From: Mark E. Shoulson via Unicode <unicode_at_unicode.org>
Date: Sun, 11 Nov 2018 19:05:52 -0500

On 11/11/18 1:03 AM, Beth Myre via Unicode wrote:
> Hi Mark,
>
> This is a really cool find, and it's interesting that you might have a
> relative mentioned in it.  After looking at it more, I'm more
> convinced that it's German written in Hebrew letters, not Yiddish.  I
> think that explains the umlauts. Since the text is about Jewish
> subjects, it also includes Hebrew words like you mentioned, just like
> we would include /beit din/ or /p'sak/ in an English text.

Again, I'm not so sure there's really a difference.  Yiddish *IS*
Judeo-German.  That's what it's called.  Do you prefer to think of it as
German?  OK with me, but it's more a matter of taste than fact.

>
> Here's a paragraph from page 22:
>
> Paragraph.jpg
>
> I (re-)transliterated it, and it reads:
>
> Wir sind uns dessen bewusst, dass von Seite der Gegenpartei weder
> Reue(?), noch Einsicht zu erwarten ist und dass sie die Konsequenzen
> dieser rabbinischen Gutachten von sich abschüttelen werden mit der
> Motivierung, dass:
>
Are you sure you're not embellishing a bit?  I note you have ü, and yet
the text clearly says "abshitellen".  The ü sound did not survive into
later Yiddish, usually becoming "i", and the ä sound apparently didn't
either... but is still there at this particular time and place.
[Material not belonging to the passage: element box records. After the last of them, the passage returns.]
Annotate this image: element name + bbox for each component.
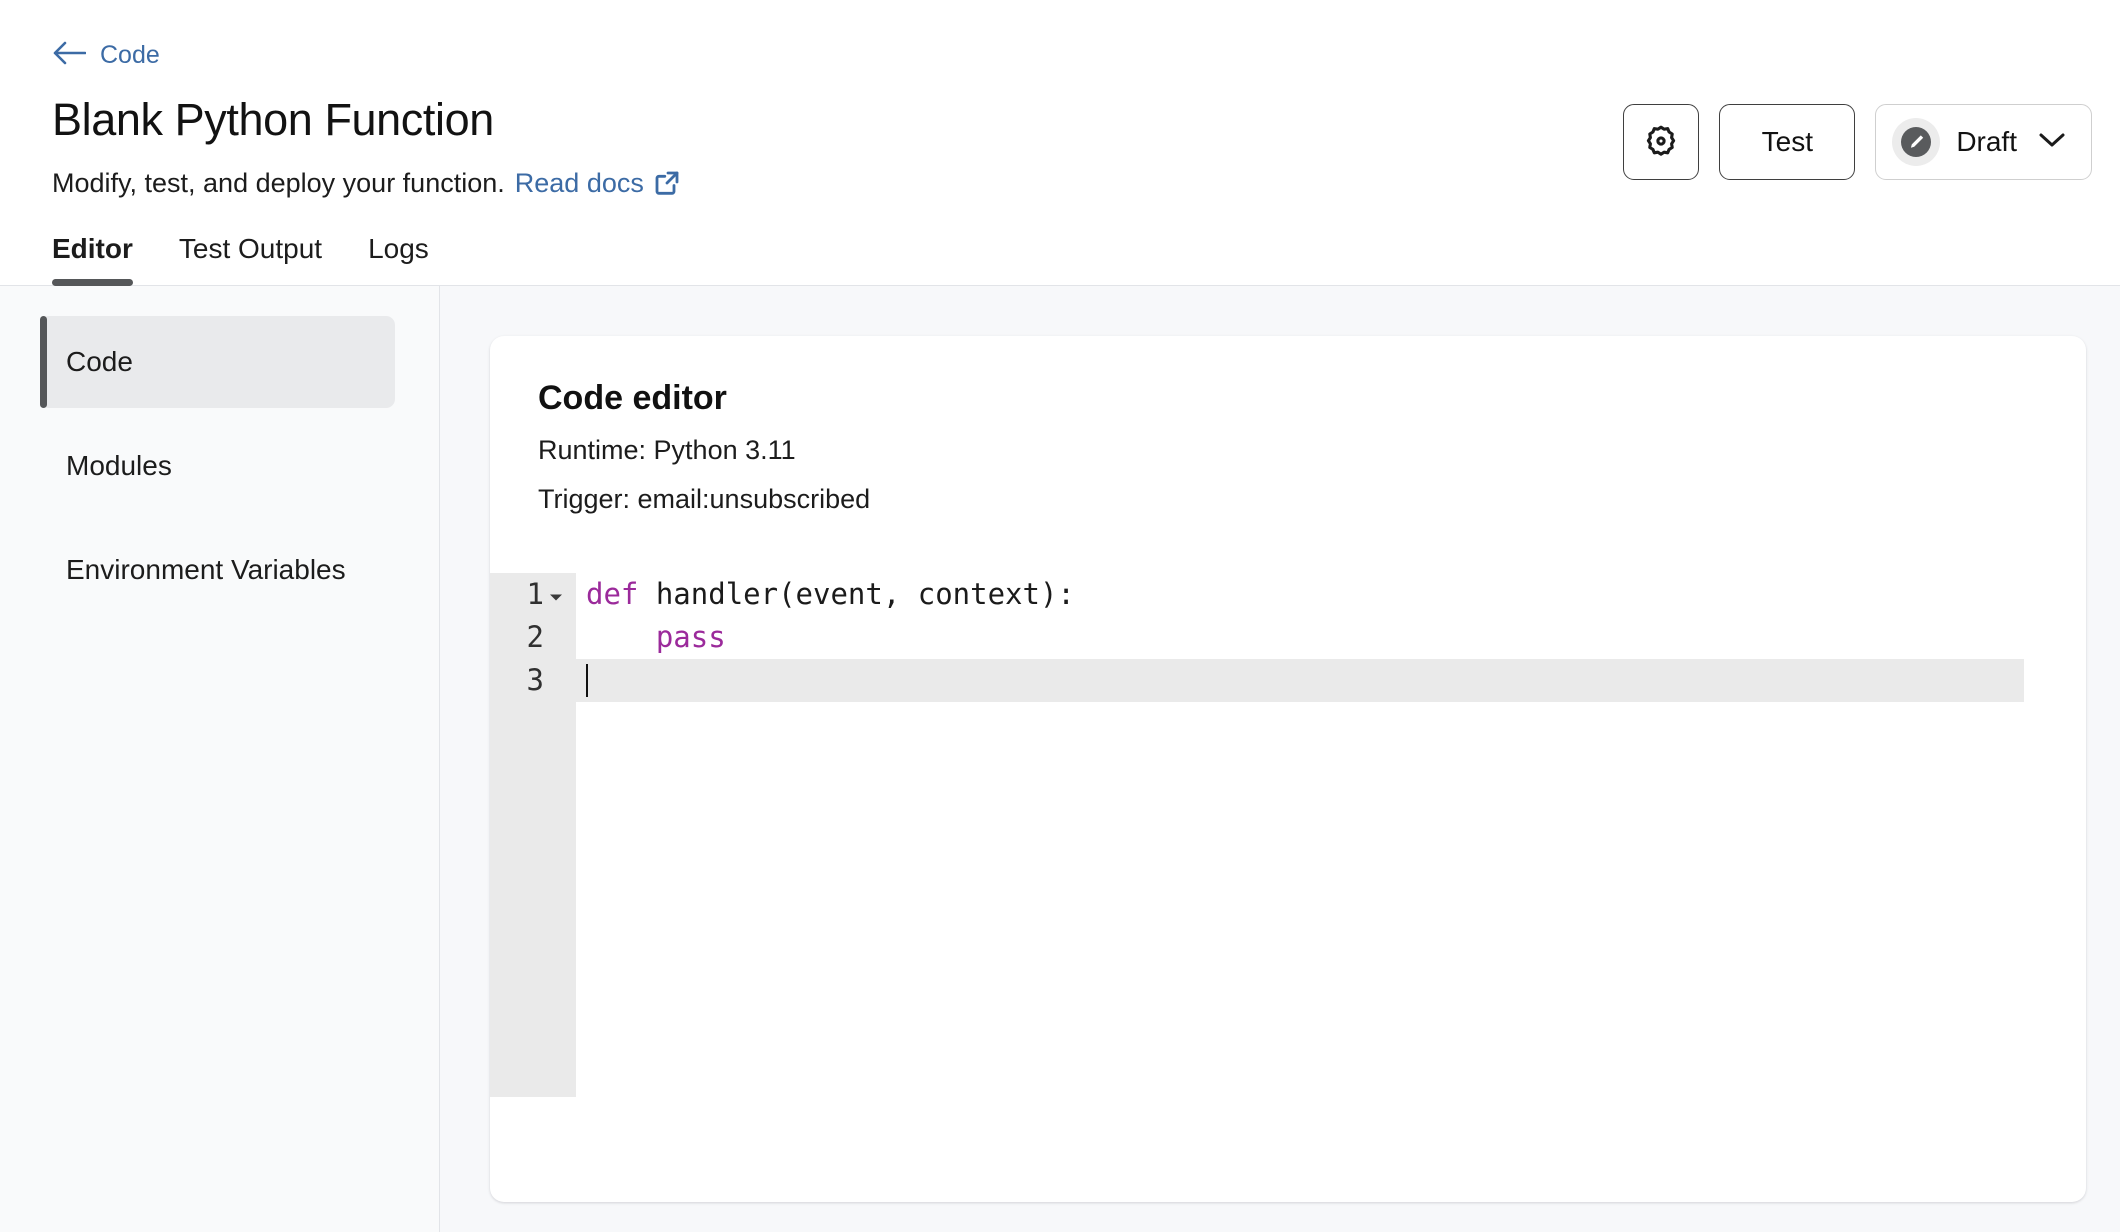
code-line-rest: handler(event, context): [638, 577, 1075, 611]
sidebar-item-label: Modules [66, 450, 172, 482]
line-number-value: 3 [527, 663, 544, 697]
tab-editor[interactable]: Editor [52, 235, 133, 285]
trigger-label: Trigger: email:unsubscribed [538, 482, 2038, 517]
line-number: 3 [490, 659, 566, 702]
card-title: Code editor [538, 378, 2038, 419]
settings-button[interactable] [1623, 104, 1699, 180]
line-number-gutter: 1 2 3 [490, 573, 576, 1097]
gear-icon [1641, 121, 1681, 164]
back-to-code-link[interactable]: Code [52, 40, 160, 71]
status-dropdown[interactable]: Draft [1875, 104, 2092, 180]
sidebar-item-label: Environment Variables [66, 554, 346, 586]
code-editor[interactable]: 1 2 3 def handler(event, [490, 573, 2086, 1097]
code-editor-header: Code editor Runtime: Python 3.11 Trigger… [490, 378, 2086, 517]
subtitle-text: Modify, test, and deploy your function. [52, 167, 505, 199]
main-content: Code editor Runtime: Python 3.11 Trigger… [440, 286, 2120, 1232]
line-number: 1 [490, 573, 566, 616]
line-number-value: 2 [527, 620, 544, 654]
code-keyword-def: def [586, 577, 638, 611]
external-link-icon [654, 170, 680, 203]
sidebar-item-label: Code [66, 346, 133, 378]
code-text-area[interactable]: def handler(event, context): pass [576, 573, 2086, 1097]
status-label: Draft [1956, 126, 2017, 158]
chevron-down-icon [2037, 130, 2067, 155]
text-cursor [586, 664, 588, 697]
line-number-value: 1 [527, 577, 544, 611]
back-link-label: Code [100, 43, 160, 68]
read-docs-label: Read docs [515, 167, 644, 199]
page-header: Code Blank Python Function Modify, test,… [0, 0, 2120, 200]
page-body: Code Modules Environment Variables Code … [0, 286, 2120, 1232]
fold-toggle-icon[interactable] [548, 573, 564, 616]
sidebar-item-environment-variables[interactable]: Environment Variables [40, 524, 395, 616]
function-editor-page: Code Blank Python Function Modify, test,… [0, 0, 2120, 1232]
code-line: def handler(event, context): [586, 573, 2086, 616]
arrow-left-icon [52, 40, 86, 71]
sidebar: Code Modules Environment Variables [0, 286, 440, 1232]
header-actions: Test Draft [1623, 104, 2092, 180]
tab-bar: Editor Test Output Logs [0, 200, 2120, 286]
sidebar-item-code[interactable]: Code [40, 316, 395, 408]
code-line-active [576, 659, 2024, 702]
pencil-circle-icon [1892, 118, 1940, 166]
tab-test-output[interactable]: Test Output [179, 235, 322, 285]
code-line: pass [586, 616, 2086, 659]
test-button[interactable]: Test [1719, 104, 1855, 180]
code-keyword-pass: pass [656, 620, 726, 654]
code-indent [586, 620, 656, 654]
line-number: 2 [490, 616, 566, 659]
runtime-label: Runtime: Python 3.11 [538, 433, 2038, 468]
code-editor-card: Code editor Runtime: Python 3.11 Trigger… [490, 336, 2086, 1202]
tab-logs[interactable]: Logs [368, 235, 429, 285]
read-docs-link[interactable]: Read docs [515, 167, 680, 200]
sidebar-item-modules[interactable]: Modules [40, 420, 395, 512]
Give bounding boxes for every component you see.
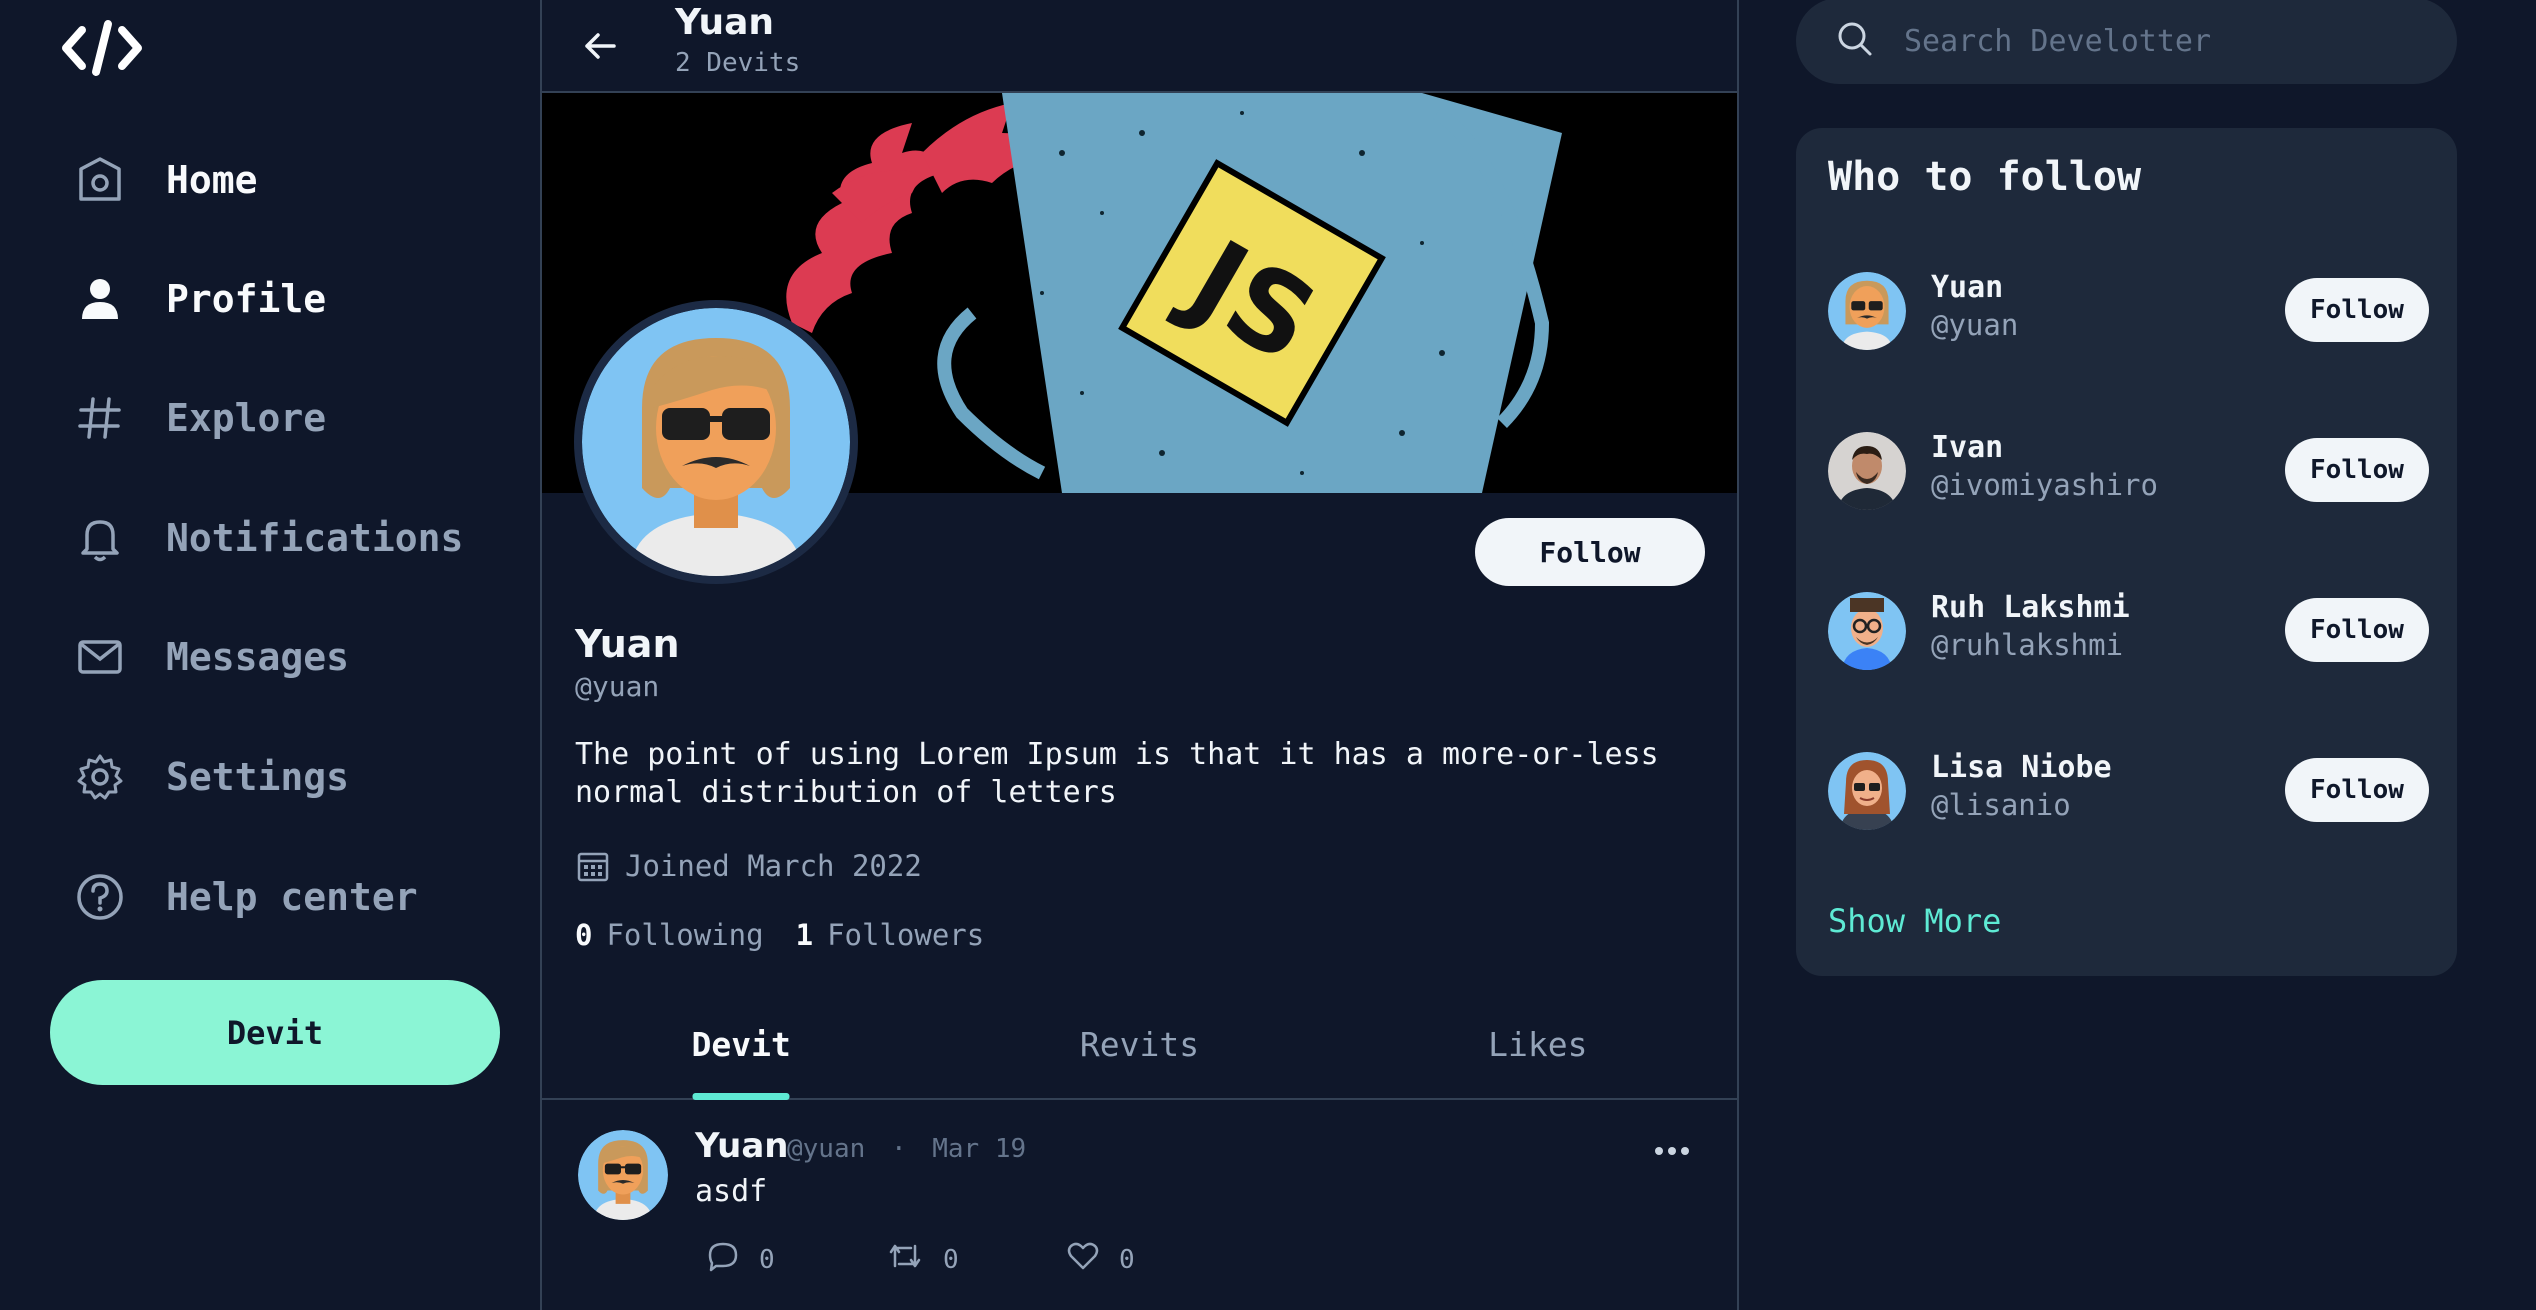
profile-joined: Joined March 2022	[575, 848, 922, 884]
help-icon	[72, 869, 128, 925]
who-to-follow-panel: Who to follow Yuan @yuan Follow Ivan @iv…	[1796, 128, 2457, 976]
calendar-icon	[575, 848, 611, 884]
avatar[interactable]	[1828, 592, 1906, 670]
comment-icon	[707, 1240, 759, 1279]
nav-label: Notifications	[166, 516, 464, 560]
like-count: 0	[1119, 1244, 1135, 1275]
post-meta: @yuan · Mar 19	[787, 1134, 1026, 1164]
nav-label: Explore	[166, 396, 327, 440]
post-handle: @yuan	[787, 1134, 866, 1164]
tab-revits[interactable]: Revits	[940, 990, 1338, 1098]
follow-button[interactable]: Follow	[1475, 518, 1705, 586]
profile-header: Yuan 2 Devits	[542, 0, 1737, 93]
following-label: Following	[606, 918, 764, 952]
home-icon	[72, 152, 128, 208]
header-devit-count: 2 Devits	[675, 48, 801, 78]
more-options-icon[interactable]	[1647, 1136, 1697, 1166]
avatar[interactable]	[1828, 432, 1906, 510]
nav-item-messages[interactable]: Messages	[72, 617, 349, 697]
devit-post[interactable]: Yuan @yuan · Mar 19 asdf 0 0 0	[542, 1100, 1737, 1310]
profile-name: Yuan	[575, 622, 680, 666]
devit-button[interactable]: Devit	[50, 980, 500, 1085]
nav-label: Settings	[166, 755, 350, 799]
post-separator: ·	[890, 1134, 907, 1164]
nav-item-help-center[interactable]: Help center	[72, 857, 418, 937]
suggestion-row[interactable]: Ivan @ivomiyashiro Follow	[1828, 430, 2429, 514]
who-to-follow-title: Who to follow	[1828, 154, 2142, 200]
suggestion-handle: @lisanio	[1931, 788, 2071, 822]
post-date[interactable]: Mar 19	[932, 1134, 1026, 1164]
nav-label: Home	[166, 158, 258, 202]
following-stat[interactable]: 0 Following	[575, 918, 764, 952]
sidebar: Home Profile Explore Notifications Messa…	[0, 0, 540, 1310]
heart-icon	[1067, 1240, 1119, 1279]
like-action[interactable]: 0	[1067, 1240, 1247, 1279]
followers-label: Followers	[827, 918, 985, 952]
profile-handle: @yuan	[575, 670, 660, 703]
back-arrow-icon[interactable]	[572, 18, 628, 74]
nav-item-profile[interactable]: Profile	[72, 259, 326, 339]
following-count: 0	[575, 918, 593, 952]
show-more-link[interactable]: Show More	[1828, 902, 2001, 940]
code-logo-icon[interactable]	[60, 18, 144, 78]
followers-count: 1	[795, 918, 814, 952]
suggestion-row[interactable]: Yuan @yuan Follow	[1828, 270, 2429, 354]
revit-count: 0	[943, 1244, 959, 1275]
post-avatar[interactable]	[578, 1130, 668, 1220]
reply-action[interactable]: 0	[707, 1240, 887, 1279]
follow-button[interactable]: Follow	[2285, 758, 2429, 822]
profile-stats: 0 Following 1 Followers	[575, 918, 1016, 952]
user-icon	[72, 271, 128, 327]
nav-label: Messages	[166, 635, 350, 679]
search-input[interactable]	[1904, 23, 2424, 59]
follow-button[interactable]: Follow	[2285, 278, 2429, 342]
suggestion-row[interactable]: Lisa Niobe @lisanio Follow	[1828, 750, 2429, 834]
suggestion-name: Ivan	[1931, 430, 2004, 465]
nav-item-home[interactable]: Home	[72, 140, 258, 220]
suggestion-name: Ruh Lakshmi	[1931, 590, 2130, 625]
profile-tabs: Devit Revits Likes	[542, 990, 1737, 1100]
profile-avatar[interactable]	[574, 300, 858, 584]
right-column: Who to follow Yuan @yuan Follow	[1739, 0, 2536, 1310]
joined-text: Joined March 2022	[625, 849, 922, 883]
hashtag-icon	[72, 390, 128, 446]
nav-item-notifications[interactable]: Notifications	[72, 498, 463, 578]
gear-icon	[72, 749, 128, 805]
revit-icon	[887, 1240, 943, 1279]
reply-count: 0	[759, 1244, 775, 1275]
envelope-icon	[72, 629, 128, 685]
followers-stat[interactable]: 1 Followers	[796, 918, 985, 952]
suggestion-handle: @ivomiyashiro	[1931, 468, 2158, 502]
nav-item-settings[interactable]: Settings	[72, 737, 349, 817]
post-actions: 0 0 0	[707, 1240, 1247, 1279]
suggestion-row[interactable]: Ruh Lakshmi @ruhlakshmi Follow	[1828, 590, 2429, 674]
suggestion-name: Lisa Niobe	[1931, 750, 2112, 785]
revit-action[interactable]: 0	[887, 1240, 1067, 1279]
suggestion-handle: @ruhlakshmi	[1931, 628, 2124, 662]
profile-column: Yuan 2 Devits JS Follow Yuan @yuan The p…	[540, 0, 1739, 1310]
follow-button[interactable]: Follow	[2285, 438, 2429, 502]
tab-devit[interactable]: Devit	[542, 990, 940, 1098]
post-text: asdf	[695, 1174, 768, 1209]
nav-label: Profile	[166, 277, 327, 321]
bell-icon	[72, 510, 128, 566]
search-bar[interactable]	[1796, 0, 2457, 84]
nav-item-explore[interactable]: Explore	[72, 378, 326, 458]
post-author-name[interactable]: Yuan	[695, 1126, 789, 1166]
suggestion-handle: @yuan	[1931, 308, 2019, 342]
suggestion-name: Yuan	[1931, 270, 2004, 305]
follow-button[interactable]: Follow	[2285, 598, 2429, 662]
profile-bio: The point of using Lorem Ipsum is that i…	[575, 737, 1659, 810]
search-icon	[1836, 20, 1874, 62]
nav-label: Help center	[166, 875, 418, 919]
tab-likes[interactable]: Likes	[1339, 990, 1737, 1098]
header-name: Yuan	[675, 2, 774, 43]
avatar[interactable]	[1828, 752, 1906, 830]
avatar[interactable]	[1828, 272, 1906, 350]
> I only know a little Yiddish (one semester a long time ago), but I
> think Yiddish word order would be very different.  Also, 'we are'
> would be 'mir zaynen' instead of 'wir sind,' 'and' would be 'un'
> instead of 'und,' etc.
>
Yiddish "and" is now spelled "un" (alef-vav-finalnun), but I have seen
it spelled alef-vav-nun-geresh, indicating the elision of the final -d
in older texts.  It would not surprise me at all if some dialects
preserved the -d, in spelling anyway, longer than others.  "Mir zaynen"
is definitely "normal" Yiddish so far as I know... but how far do I know?

What is this argument over anyway?  "You claim that this animal is a
mutt, but I tell you it is clearly a dog of mixed breed!"